Exercise Notebook on Natural Language Processing¶

nltk also provides access to a dataset of tweets from Twitter, it includes a set of tweets already classified as negative or positive.

In this exercise notebook we would like to replicate the sentiment analysis classification performed on the movie reviews corpus on this dataset.

Exercise 1: Download and inspect the twitter_samples dataset¶

First we want to download the dataset and inspect it:

In [1]:

import nltk

In [2]:

# DO NOT MODIFY

nltk.download("twitter_samples")
from nltk.corpus import twitter_samples

[nltk_data] Downloading package twitter_samples to
[nltk_data]     /Users/altintas/nltk_data...
[nltk_data]   Package twitter_samples is already up-to-date!

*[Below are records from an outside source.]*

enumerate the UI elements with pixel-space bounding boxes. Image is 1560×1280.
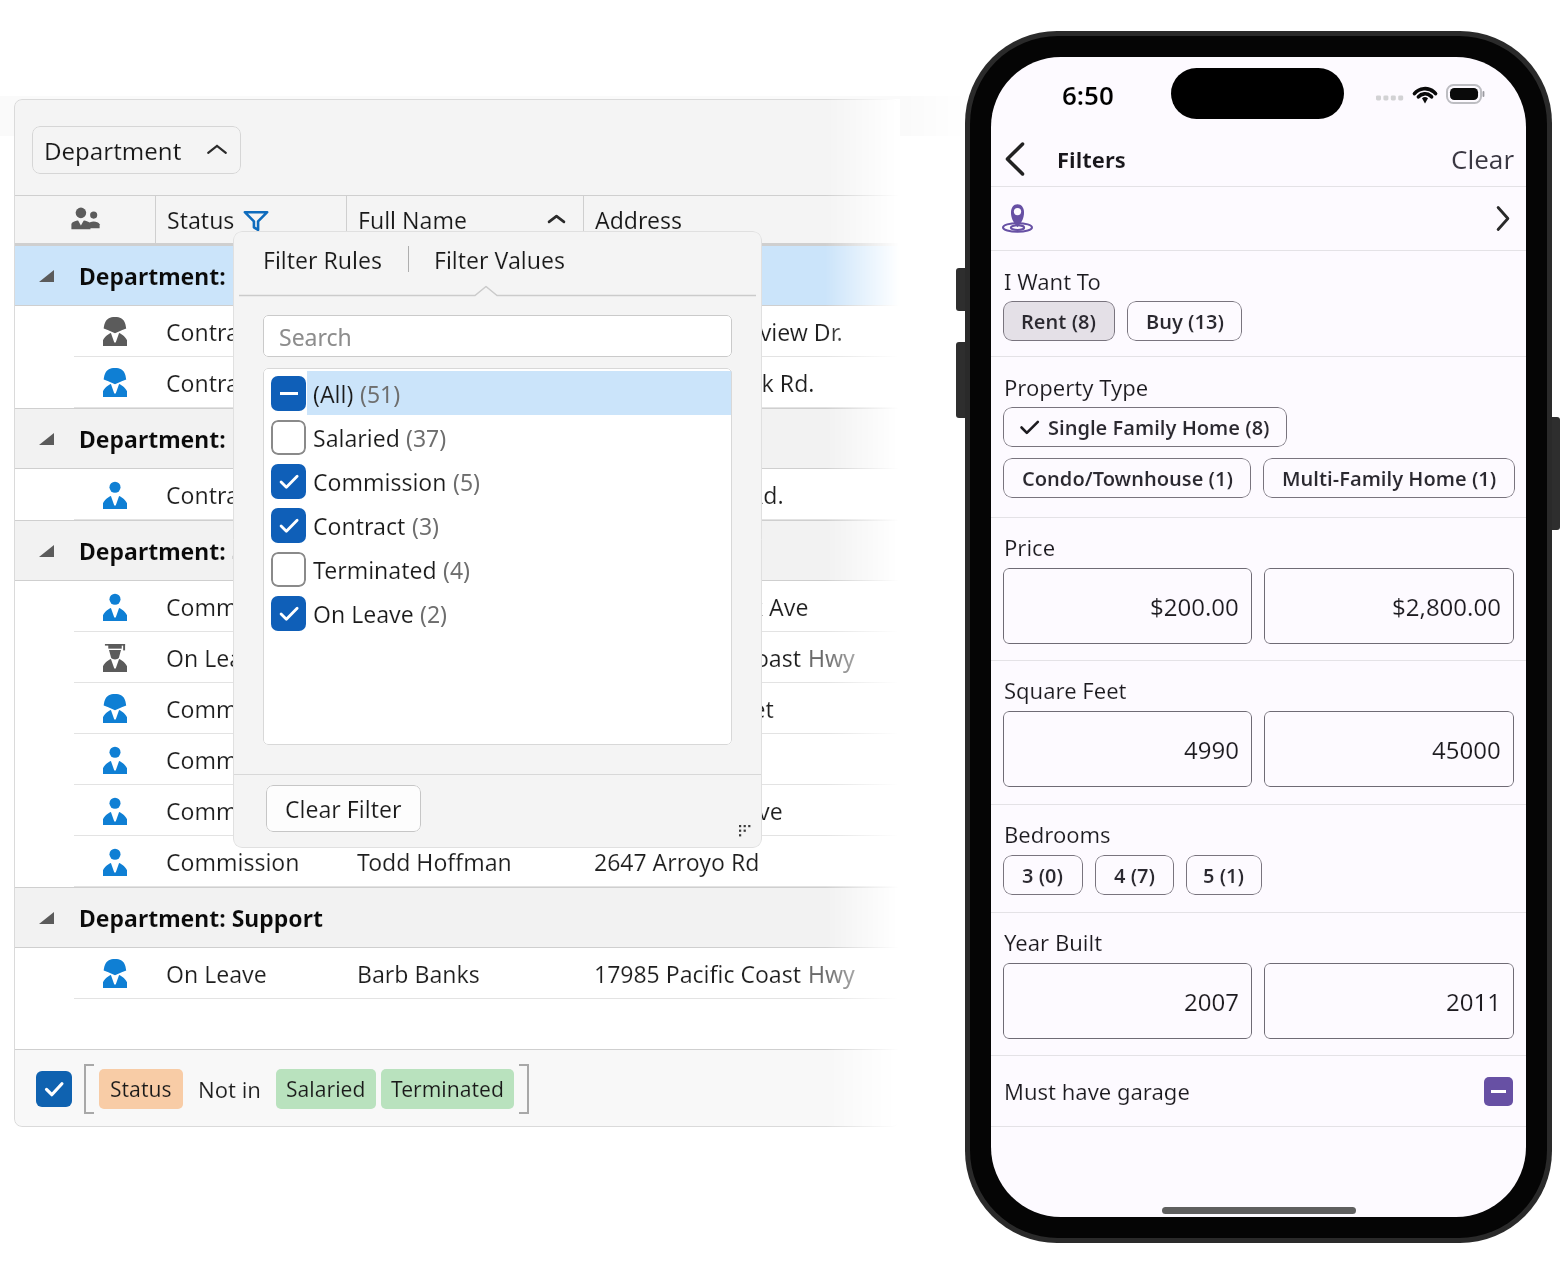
staticText: Commission <box>313 466 447 497</box>
staticText: 17985 Pacific Coast <box>594 958 808 989</box>
button[interactable]: 5 (1) <box>1186 855 1262 895</box>
staticText: Commission <box>166 591 300 622</box>
button[interactable]: Clear <box>1435 133 1526 184</box>
staticText: $200.00 <box>1150 590 1239 623</box>
staticText: Address <box>595 204 683 235</box>
staticText: Todd Hoffman <box>357 846 512 877</box>
staticText: I Want To <box>1004 266 1101 296</box>
button[interactable]: 4990 <box>1003 711 1252 787</box>
staticText: Joe Davis <box>357 479 455 510</box>
staticText: Not in <box>198 1074 261 1104</box>
button[interactable]: Buy (13) <box>1127 301 1242 341</box>
button[interactable]: Contract <box>14 469 900 520</box>
button[interactable] <box>991 187 1526 250</box>
staticText: 6:50 <box>1062 77 1114 112</box>
button[interactable]: Salaried <box>263 415 732 459</box>
button[interactable]: Contract <box>263 503 732 547</box>
staticText: On Leave <box>166 958 267 989</box>
button[interactable]: Commission <box>14 683 900 734</box>
button[interactable]: Department: Support <box>14 887 900 948</box>
staticText: Filter Values <box>434 244 565 275</box>
staticText: Contract <box>313 510 406 541</box>
staticText: Year Built <box>1004 927 1103 957</box>
staticText: Property Type <box>1004 372 1149 402</box>
button[interactable]: Terminated <box>381 1069 514 1109</box>
staticText: (2) <box>420 598 447 629</box>
staticText: Multi-Family Home (1) <box>1282 465 1497 492</box>
staticText: 4990 <box>1184 733 1239 766</box>
staticText: 5 (1) <box>1203 862 1245 889</box>
button[interactable]: Filter enabled <box>36 1071 72 1107</box>
button[interactable]: Single Family Home (8) <box>1003 407 1287 447</box>
button[interactable]: Condo/Townhouse (1) <box>1003 458 1251 498</box>
button[interactable]: Salaried <box>276 1069 376 1109</box>
button[interactable]: (All) <box>263 371 732 415</box>
staticText: 20 N Main Street <box>594 693 774 724</box>
button[interactable]: Department <box>32 126 241 174</box>
button[interactable]: On Leave <box>14 948 900 999</box>
button[interactable]: Commission <box>14 836 900 887</box>
staticText: $2,800.00 <box>1392 590 1501 623</box>
button[interactable]: 3 (0) <box>1003 855 1083 895</box>
staticText: Contract <box>166 316 259 347</box>
button[interactable]: Back <box>993 137 1037 181</box>
button[interactable]: Filter Values <box>431 238 568 281</box>
button[interactable]: Commission <box>14 734 900 785</box>
button[interactable]: Department: Engineering <box>14 245 900 306</box>
staticText: 44 Hill Rd <box>594 744 696 775</box>
button[interactable]: Search <box>263 315 732 357</box>
button[interactable]: On Leave <box>14 632 900 683</box>
staticText: Department: Marketing <box>79 423 352 454</box>
button[interactable]: Commission <box>14 785 900 836</box>
button[interactable]: On Leave <box>263 591 732 635</box>
button[interactable]: 2007 <box>1003 963 1252 1039</box>
button[interactable]: Department: Sales <box>14 520 900 581</box>
staticText: Bedrooms <box>1004 819 1111 849</box>
button[interactable]: Department: Marketing <box>14 408 900 469</box>
button[interactable]: 2011 <box>1264 963 1514 1039</box>
staticText: Commission <box>166 795 300 826</box>
staticText: Salaried <box>286 1075 366 1104</box>
staticText: Commission <box>166 693 300 724</box>
staticText: Status <box>167 204 235 235</box>
staticText: Single Family Home (8) <box>1048 414 1270 441</box>
button[interactable]: Status <box>99 1069 183 1109</box>
button[interactable]: Contract <box>14 357 900 408</box>
button[interactable]: Clear Filter <box>266 785 421 832</box>
staticText: (51) <box>360 378 401 409</box>
button[interactable]: Must have garage <box>991 1056 1526 1126</box>
staticText: Status <box>110 1075 172 1104</box>
button[interactable]: Rent (8) <box>1003 301 1115 341</box>
staticText: Square Feet <box>1004 675 1127 705</box>
staticText: Clear <box>1451 141 1515 176</box>
staticText: 760 Lakeview Ave <box>594 795 783 826</box>
staticText: 2011 <box>1446 985 1501 1018</box>
staticText: Search <box>279 321 352 352</box>
button[interactable]: Commission <box>263 459 732 503</box>
staticText: 2007 <box>1184 985 1239 1018</box>
staticText: Must have garage <box>1004 1076 1190 1106</box>
button[interactable]: Multi-Family Home (1) <box>1263 458 1515 498</box>
staticText: Price <box>1004 532 1056 562</box>
button[interactable]: $2,800.00 <box>1264 568 1514 644</box>
staticText: (3) <box>412 510 439 541</box>
staticText: Barb Banks <box>357 958 480 989</box>
staticText: Department: Sales <box>79 535 291 566</box>
button[interactable]: Filter Rules <box>260 238 386 281</box>
button[interactable]: Terminated <box>263 547 732 591</box>
staticText: Terminated <box>313 554 437 585</box>
staticText: On Leave <box>166 642 267 673</box>
button[interactable]: $200.00 <box>1003 568 1252 644</box>
button[interactable]: Commission <box>14 581 900 632</box>
button[interactable]: Contract <box>14 306 900 357</box>
button[interactable]: 4 (7) <box>1095 855 1174 895</box>
staticText: Clear Filter <box>285 793 402 824</box>
staticText: Condo/Townhouse (1) <box>1022 465 1233 492</box>
staticText: Contract <box>166 479 259 510</box>
staticText: 30 Spring Elm Rd. <box>594 479 784 510</box>
button[interactable]: 45000 <box>1264 711 1514 787</box>
staticText: Commission <box>166 846 300 877</box>
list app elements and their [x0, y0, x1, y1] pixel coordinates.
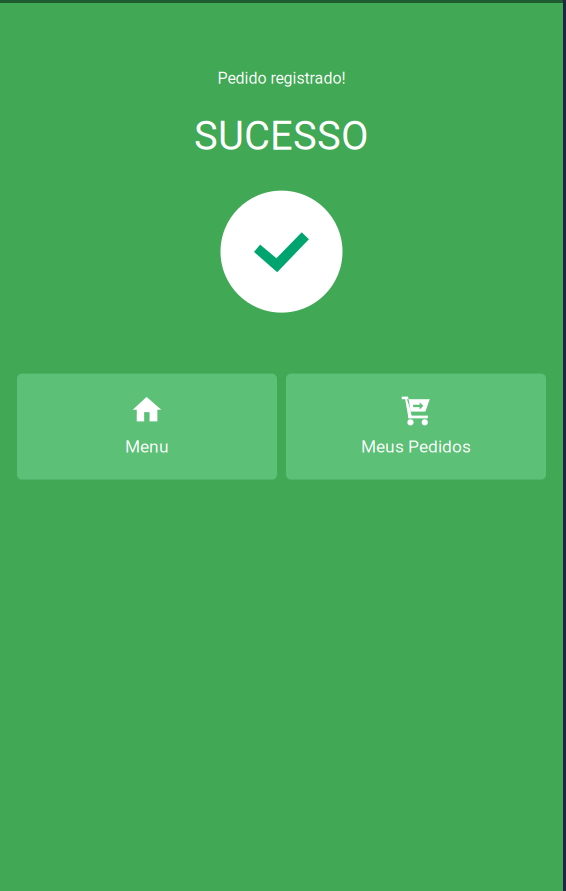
button[interactable]: Meus Pedidos	[286, 374, 546, 480]
staticText: Menu	[125, 436, 169, 457]
staticText: Pedido registrado!	[218, 69, 346, 88]
button[interactable]: Menu	[17, 374, 277, 480]
staticText: SUCESSO	[194, 113, 369, 160]
staticText: Meus Pedidos	[361, 436, 471, 457]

First let's check the common fileids method of nltk corpora:

In [3]:

twitter_samples.fileids()

Out[3]:

['negative_tweets.json', 'positive_tweets.json', 'tweets.20150430-223406.json']

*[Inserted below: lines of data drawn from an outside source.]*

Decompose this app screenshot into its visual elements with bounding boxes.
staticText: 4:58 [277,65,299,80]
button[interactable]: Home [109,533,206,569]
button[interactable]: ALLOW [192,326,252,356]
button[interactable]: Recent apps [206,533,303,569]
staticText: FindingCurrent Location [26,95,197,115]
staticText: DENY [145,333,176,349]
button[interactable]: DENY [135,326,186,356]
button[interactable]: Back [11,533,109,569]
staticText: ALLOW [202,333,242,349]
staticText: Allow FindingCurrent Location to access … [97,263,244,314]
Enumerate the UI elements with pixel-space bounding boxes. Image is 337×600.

The twitter_samples object has a tokenized() method that returns all tweets from a fileid already individually tokenized. Read its documentation and use it to find the number of positive and negative tweets.

In [4]:

number_of_positive_tweets = None
### BEGIN SOLUTION

### END SOLUTION

In [5]:

number_of_negative_tweets = None
### BEGIN SOLUTION

### END SOLUTION

In [6]:

# DO NOT MODIFY

assert number_of_positive_tweets == 5000, "Make sure you are counting the number of tweets, not the number of words"

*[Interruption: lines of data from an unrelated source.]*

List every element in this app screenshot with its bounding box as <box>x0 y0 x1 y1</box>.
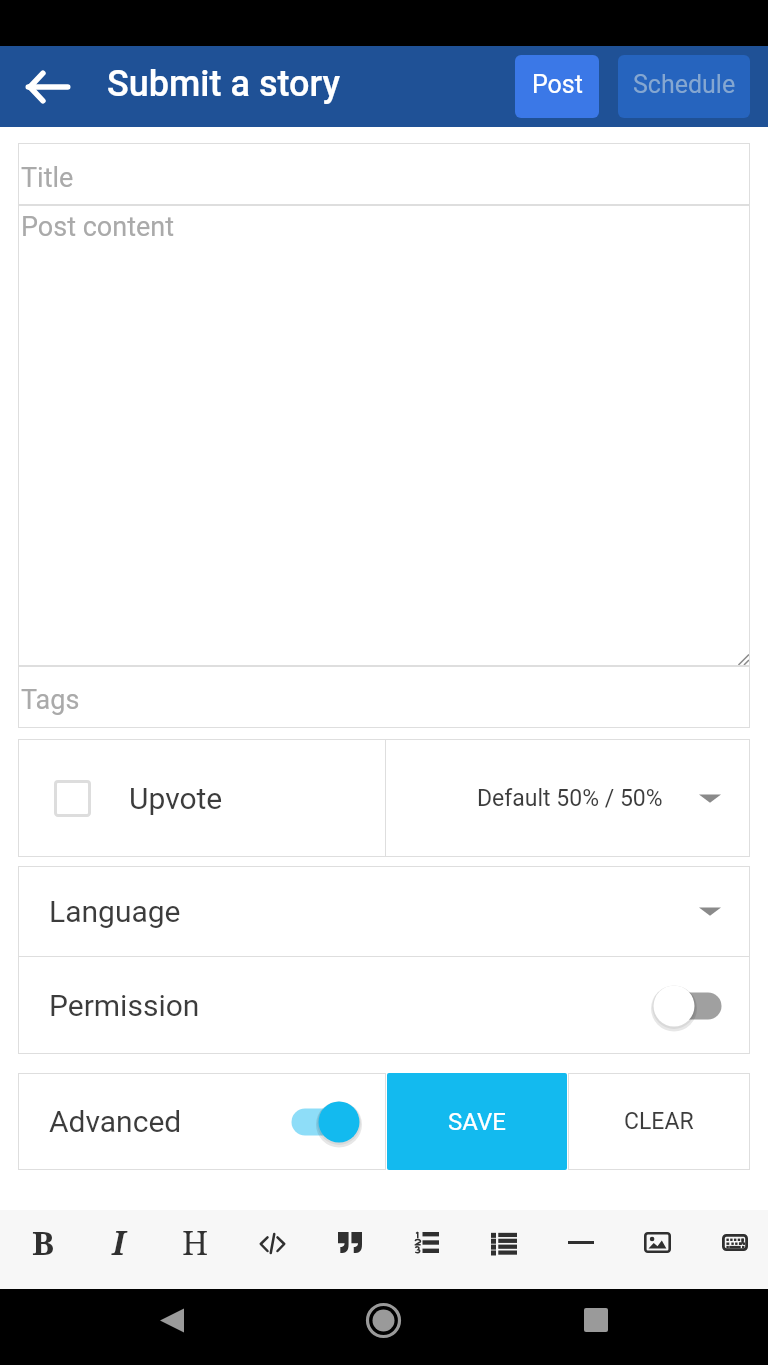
staticText: Upvote <box>129 781 223 816</box>
button[interactable]: Post <box>515 55 599 118</box>
staticText: B <box>32 1220 55 1265</box>
staticText: Schedule <box>633 70 736 99</box>
staticText: Language <box>49 894 181 929</box>
button[interactable]: Title <box>18 143 750 205</box>
staticText: H <box>182 1220 209 1265</box>
button[interactable]: Quote <box>306 1210 383 1289</box>
button[interactable]: Code <box>229 1210 306 1289</box>
staticText: Post <box>532 70 583 99</box>
button[interactable]: Permission <box>18 957 750 1054</box>
staticText: Post content <box>21 211 175 243</box>
staticText: I <box>112 1220 126 1265</box>
button[interactable]: Recents <box>542 1289 649 1365</box>
staticText: Permission <box>49 988 200 1023</box>
staticText: Submit a story <box>107 63 341 105</box>
button[interactable]: Back <box>0 46 107 127</box>
button[interactable]: SAVE <box>387 1073 567 1170</box>
button[interactable]: CLEAR <box>568 1073 750 1170</box>
button[interactable]: Upvote <box>18 739 385 857</box>
staticText: Tags <box>21 684 80 716</box>
staticText: SAVE <box>448 1108 506 1136</box>
staticText: CLEAR <box>624 1108 694 1135</box>
button[interactable]: Horizontal rule <box>537 1210 614 1289</box>
staticText: Advanced <box>49 1104 182 1139</box>
button[interactable]: Home <box>330 1289 437 1365</box>
button[interactable]: Bold <box>0 1210 76 1289</box>
button[interactable]: Numbered list <box>383 1210 460 1289</box>
button[interactable]: Advanced <box>18 1073 386 1170</box>
button[interactable]: Keyboard <box>691 1210 768 1289</box>
button[interactable]: Tags <box>18 666 750 728</box>
staticText: Title <box>21 162 74 194</box>
button[interactable]: Language <box>18 866 750 956</box>
button[interactable]: Bulleted list <box>460 1210 537 1289</box>
button[interactable]: Back <box>118 1289 225 1365</box>
button[interactable]: Italic <box>76 1210 152 1289</box>
button[interactable]: Post content <box>18 205 750 666</box>
button[interactable]: Default 50% / 50% <box>386 739 750 857</box>
button[interactable]: Heading <box>152 1210 229 1289</box>
button[interactable]: Schedule <box>618 55 750 118</box>
staticText: Default 50% / 50% <box>477 785 663 812</box>
button[interactable]: Image <box>614 1210 691 1289</box>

Exercise 2: Build a bag-of-words model function¶

As in the lecture, we can build a bag-of-words model to train our machine learning algorithm.

In [7]:

import string

First step we define a list of words that we want to filter out of our dataset:

In [8]:

useless_words = nltk.corpus.stopwords.words("english") + list(string.punctuation)

In [9]:

def build_bag_of_words_features_filtered(words):
    """Build a bag of words model"""
    ### BEGIN SOLUTION

    ### END SOLUTION

In [10]:

assert len(build_bag_of_words_features_filtered(["what", "the", "?", ","]))==0, "Make sure we are filtering out both stopwords and punctuation"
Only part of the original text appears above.